In its ruling, the LPAT said for the company to win its claim under the Expropriation Act, it must show that the losses are a result of the expropriation. However, the realignment completed in the 1950s was apparently done under the Drainage Act, and no expropriation was done.
While unusual today for a municipality to do such work on land it doesn't own, “the tribunal appreciates that it may not have been an unusual practice in the 1950s.”
To make its case, the company had to show the work done in the 1950s was really part of a long-term plan to take over ownership of the property to build the Junction Creek Waterway Park.
While possible, the LPAT ruled there was no indication on the city's part that the work done decades ago was anything other than an attempt to deal with flood issues in the Flour Mill area.
“If a main intent of the scheme was to complete the creek relocation project by acquiring the lands that included the relocated creek, why would there have been such a long delay?” the LPAT wrote in its decision. “There was no evidence provided of a request or of any pressure by the previous owner of the property for the city to acquire the area of the relocated creek. The intent to acquire the claimant’s lands only arose with the preparation of the plan for the Junction Creek Waterway Park.”

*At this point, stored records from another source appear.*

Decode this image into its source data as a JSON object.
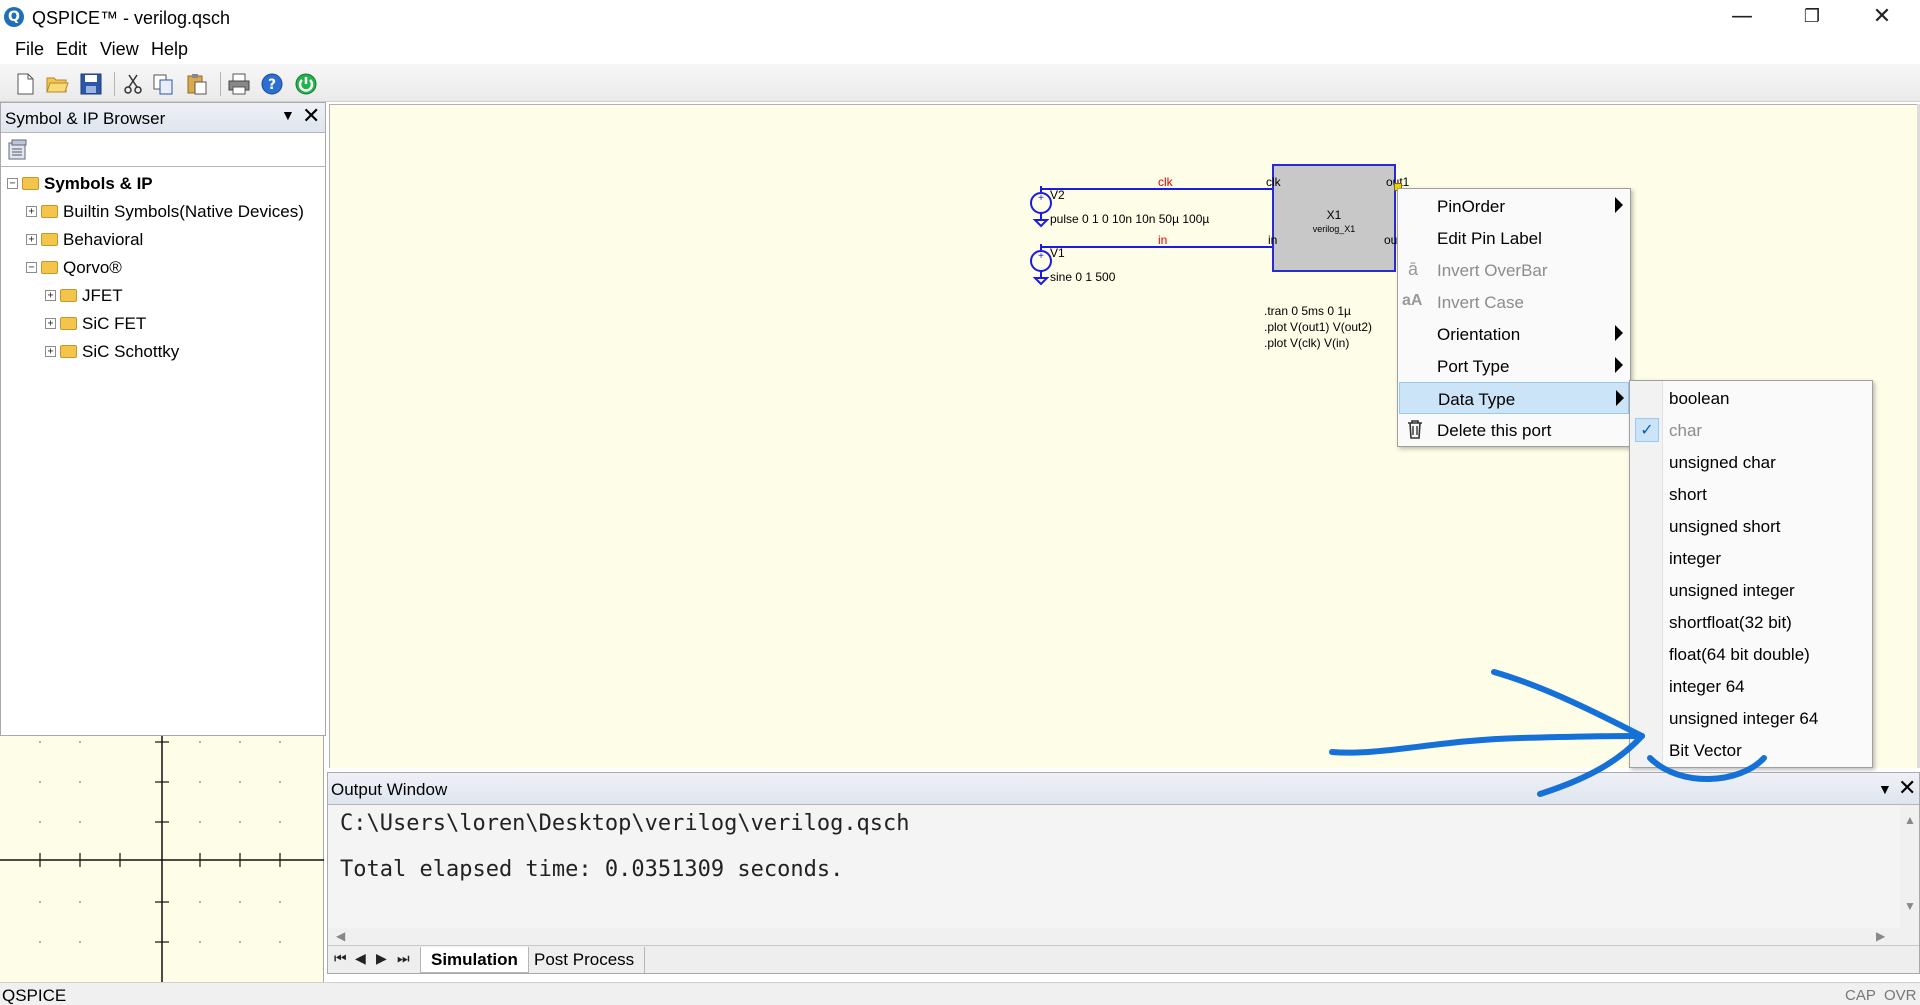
{
  "window": {
    "title": "QSPICE™ - verilog.qsch",
    "logo": "Q",
    "minimize": "—",
    "maximize": "❐",
    "close": "✕"
  },
  "menu": [
    "File",
    "Edit",
    "View",
    "Help"
  ],
  "toolbar": [
    "new-file-icon",
    "open-folder-icon",
    "save-icon",
    "cut-icon",
    "copy-icon",
    "paste-icon",
    "print-icon",
    "help-icon",
    "power-icon"
  ],
  "browser": {
    "title": "Symbol & IP Browser",
    "pin": "▼",
    "close": "✕",
    "tree": [
      {
        "label": "Symbols & IP",
        "exp": "−"
      },
      {
        "label": "Builtin Symbols(Native Devices)",
        "exp": "+"
      },
      {
        "label": "Behavioral",
        "exp": "+"
      },
      {
        "label": "Qorvo®",
        "exp": "−"
      },
      {
        "label": "JFET",
        "exp": "+"
      },
      {
        "label": "SiC FET",
        "exp": "+"
      },
      {
        "label": "SiC Schottky",
        "exp": "+"
      }
    ]
  },
  "schematic": {
    "v2_name": "V2",
    "v2_value": "pulse 0 1 0 10n 10n 50µ 100µ",
    "v1_name": "V1",
    "v1_value": "sine 0 1 500",
    "net_clk": "clk",
    "net_in": "in",
    "pin_clk": "clk",
    "pin_in": "in",
    "pin_out1": "out1",
    "pin_out": "ou",
    "component_name": "X1",
    "component_type": "verilog_X1",
    "directives": [
      ".tran 0 5ms 0 1µ",
      ".plot V(out1) V(out2)",
      ".plot V(clk) V(in)"
    ]
  },
  "context_menu": [
    {
      "label": "PinOrder",
      "submenu": true,
      "disabled": false
    },
    {
      "label": "Edit Pin Label",
      "submenu": false,
      "disabled": false
    },
    {
      "label": "Invert OverBar",
      "submenu": false,
      "disabled": true,
      "icon": "ā"
    },
    {
      "label": "Invert Case",
      "submenu": false,
      "disabled": true,
      "icon": "aA"
    },
    {
      "label": "Orientation",
      "submenu": true,
      "disabled": false
    },
    {
      "label": "Port Type",
      "submenu": true,
      "disabled": false
    },
    {
      "label": "Data Type",
      "submenu": true,
      "disabled": false,
      "highlighted": true
    },
    {
      "label": "Delete this port",
      "submenu": false,
      "disabled": false,
      "icon": "🗑"
    }
  ],
  "data_type_menu": {
    "selected": "char",
    "check": "✓",
    "items": [
      "boolean",
      "char",
      "unsigned char",
      "short",
      "unsigned short",
      "integer",
      "unsigned integer",
      "shortfloat(32 bit)",
      "float(64 bit double)",
      "integer 64",
      "unsigned integer 64",
      "Bit Vector"
    ]
  },
  "output": {
    "title": "Output Window",
    "pin": "▼",
    "close": "✕",
    "lines": [
      "C:\\Users\\loren\\Desktop\\verilog\\verilog.qsch",
      "Total elapsed time: 0.0351309 seconds."
    ],
    "tabs": [
      "Simulation",
      "Post Process"
    ],
    "active_tab": "Simulation"
  },
  "status": {
    "left": "QSPICE",
    "cap": "CAP",
    "ovr": "OVR"
  },
  "colors": {
    "schematic_bg": "#fdfde8",
    "wire": "#1a1ae6",
    "net_label": "#e00000",
    "menu_highlight": "#cce4f7",
    "annotation": "#1570d8"
  }
}
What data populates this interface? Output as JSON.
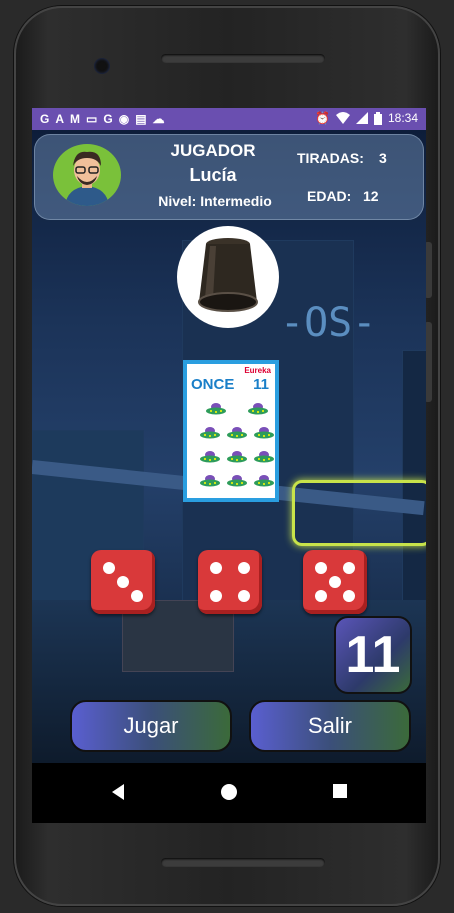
{
  "statusbar": {
    "left_icons": [
      "G",
      "A",
      "M",
      "▭",
      "G",
      "◉",
      "▤",
      "☁"
    ],
    "time": "18:34"
  },
  "player": {
    "title": "JUGADOR",
    "name": "Lucía",
    "level": "Nivel: Intermedio",
    "throws_label": "TIRADAS:",
    "throws_value": "3",
    "age_label": "EDAD:",
    "age_value": "12"
  },
  "card": {
    "brand": "Eureka",
    "word": "ONCE",
    "number": "11",
    "item_count": 11
  },
  "dice": [
    3,
    4,
    5
  ],
  "total": "11",
  "buttons": {
    "play": "Jugar",
    "exit": "Salir"
  },
  "colors": {
    "statusbar": "#6a4fb0",
    "dice": "#d9393a",
    "card_border": "#2a9ee0",
    "avatar_bg": "#7ac13a"
  }
}
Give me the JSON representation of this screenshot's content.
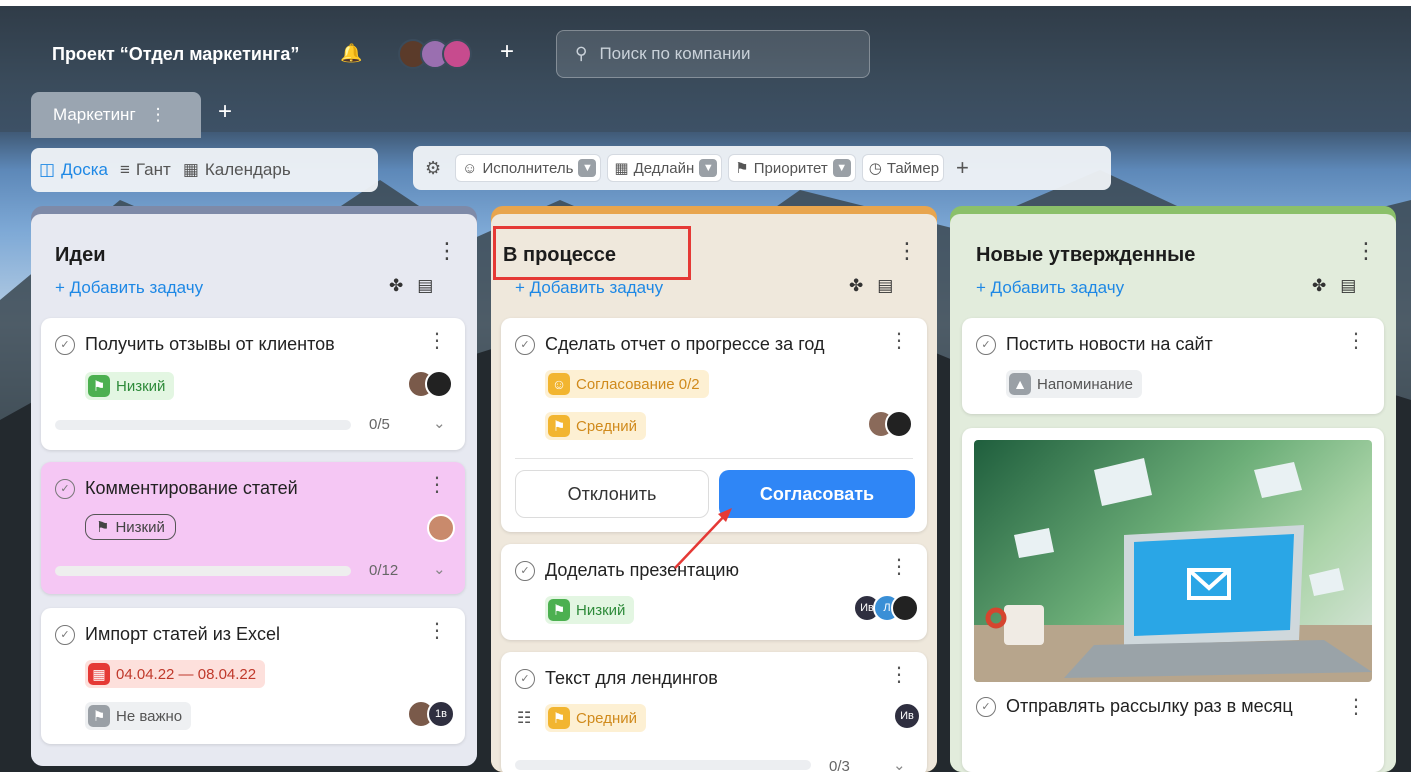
{
  "header": {
    "project_title": "Проект “Отдел маркетинга”",
    "search_placeholder": "Поиск по компании"
  },
  "tabs": [
    {
      "label": "Маркетинг"
    }
  ],
  "views": [
    {
      "label": "Доска",
      "active": true
    },
    {
      "label": "Гант"
    },
    {
      "label": "Календарь"
    }
  ],
  "filters": [
    {
      "label": "Исполнитель"
    },
    {
      "label": "Дедлайн"
    },
    {
      "label": "Приоритет"
    },
    {
      "label": "Таймер"
    }
  ],
  "add_task_label": "+ Добавить задачу",
  "columns": [
    {
      "title": "Идеи",
      "color": "#7e8aa8",
      "cards": [
        {
          "title": "Получить отзывы от клиентов",
          "priority": "Низкий",
          "progress": "0/5"
        },
        {
          "title": "Комментирование статей",
          "priority": "Низкий",
          "progress": "0/12",
          "bg": "#f5c7f4"
        },
        {
          "title": "Импорт статей из Excel",
          "date": "04.04.22 — 08.04.22",
          "priority": "Не важно",
          "avatar_text": "1в"
        }
      ]
    },
    {
      "title": "В процессе",
      "color": "#e8a54e",
      "cards": [
        {
          "title": "Сделать отчет о прогрессе за год",
          "approval": "Согласование 0/2",
          "priority": "Средний",
          "reject": "Отклонить",
          "approve": "Согласовать"
        },
        {
          "title": "Доделать презентацию",
          "priority": "Низкий",
          "avatar_text": "Ив",
          "avatar_text2": "Л"
        },
        {
          "title": "Текст для лендингов",
          "priority": "Средний",
          "avatar_text": "Ив",
          "progress": "0/3"
        }
      ]
    },
    {
      "title": "Новые утвержденные",
      "color": "#8bc06a",
      "cards": [
        {
          "title": "Постить новости на сайт",
          "reminder": "Напоминание"
        },
        {
          "title": "Отправлять рассылку раз в месяц"
        }
      ]
    }
  ]
}
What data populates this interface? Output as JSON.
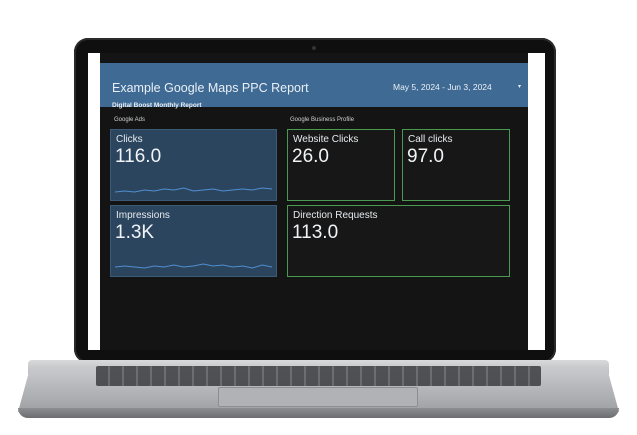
{
  "report": {
    "title": "Example Google Maps PPC Report",
    "subtitle": "Digital Boost Monthly Report",
    "date_range": "May 5, 2024 - Jun 3, 2024",
    "date_caret": "▾"
  },
  "sections": {
    "google_ads": "Google Ads",
    "google_business_profile": "Google Business Profile"
  },
  "metrics": {
    "clicks": {
      "label": "Clicks",
      "value": "116.0"
    },
    "impressions": {
      "label": "Impressions",
      "value": "1.3K"
    },
    "website_clicks": {
      "label": "Website Clicks",
      "value": "26.0"
    },
    "call_clicks": {
      "label": "Call clicks",
      "value": "97.0"
    },
    "direction_requests": {
      "label": "Direction Requests",
      "value": "113.0"
    }
  },
  "colors": {
    "header": "#3f6a93",
    "ads_card": "#2c455e",
    "gbp_border": "#4a9b51",
    "sparkline": "#4f8fd0"
  }
}
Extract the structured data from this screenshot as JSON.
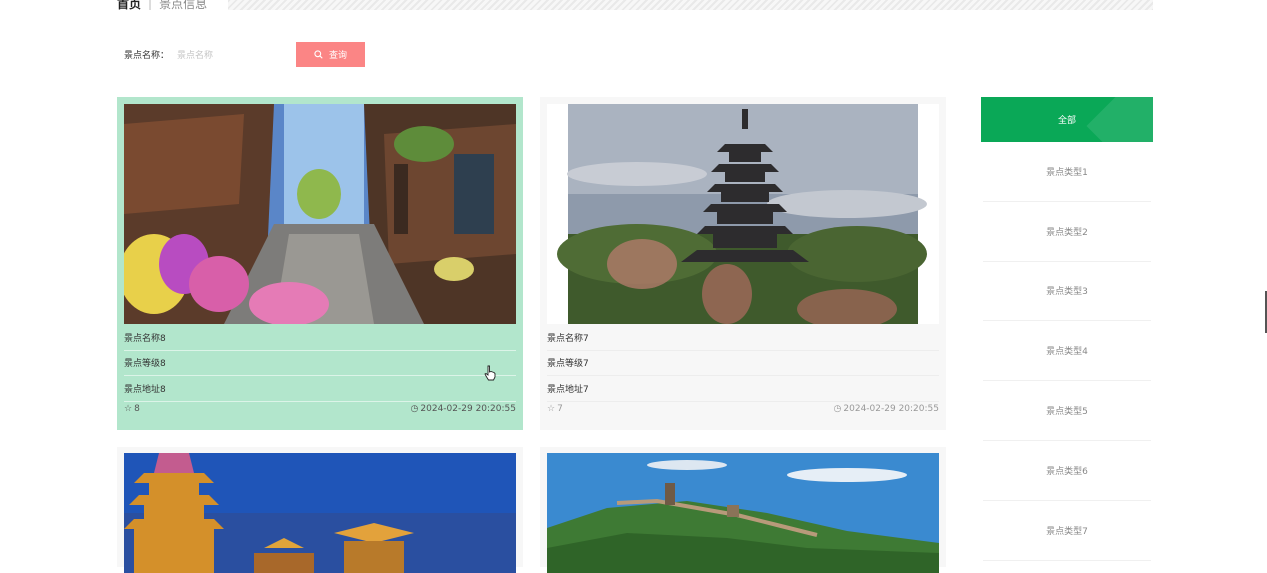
{
  "breadcrumb": {
    "home": "首页",
    "separator": "|",
    "current": "景点信息"
  },
  "search": {
    "label": "景点名称：",
    "placeholder": "景点名称",
    "value": "",
    "button_label": "查询"
  },
  "cards": [
    {
      "name": "景点名称8",
      "level": "景点等级8",
      "address": "景点地址8",
      "likes": "8",
      "time": "2024-02-29 20:20:55"
    },
    {
      "name": "景点名称7",
      "level": "景点等级7",
      "address": "景点地址7",
      "likes": "7",
      "time": "2024-02-29 20:20:55"
    }
  ],
  "sidebar": {
    "all_label": "全部",
    "items": [
      "景点类型1",
      "景点类型2",
      "景点类型3",
      "景点类型4",
      "景点类型5",
      "景点类型6",
      "景点类型7"
    ]
  },
  "colors": {
    "accent_green": "#0aa857",
    "search_button": "#fb8585",
    "card_hover": "#b2e6cc"
  }
}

And while the park plan included elements of flood control, the plan focused “mainly on recreational, aesthetic and environmental benefits,” the decision said. “The tribunal cannot conclude from the evidence that completion of the creek relocation project and flood control were the city’s motivation for the acquisition.
“In order to accept the claimant’s position, the tribunal would have to conclude that there was an unstated intent to acquire the relocated creek lands on the claimant’s property when the relocation occurred in the 1950s and the city waited nearly 40 years to state that intent.
"This intent would have needed to be carried through undoubtedly many changes in the composition of city council and staff. The tribunal simply finds that this proposition is highly unlikely and unreasonable.”
While the realignment put that area of the property on the floodplain — which brings a host of building restrictions — the LPAT ruled the land was in that condition when the company bought it in 1980, and so the land use restrictions were already in place.
The LPAT did rule, however, that since the land survey was incorrect, the company should have been compensated for losing 22,572 square feet, not 18,220, and awarded an extra $1,088, plus six per cent interest.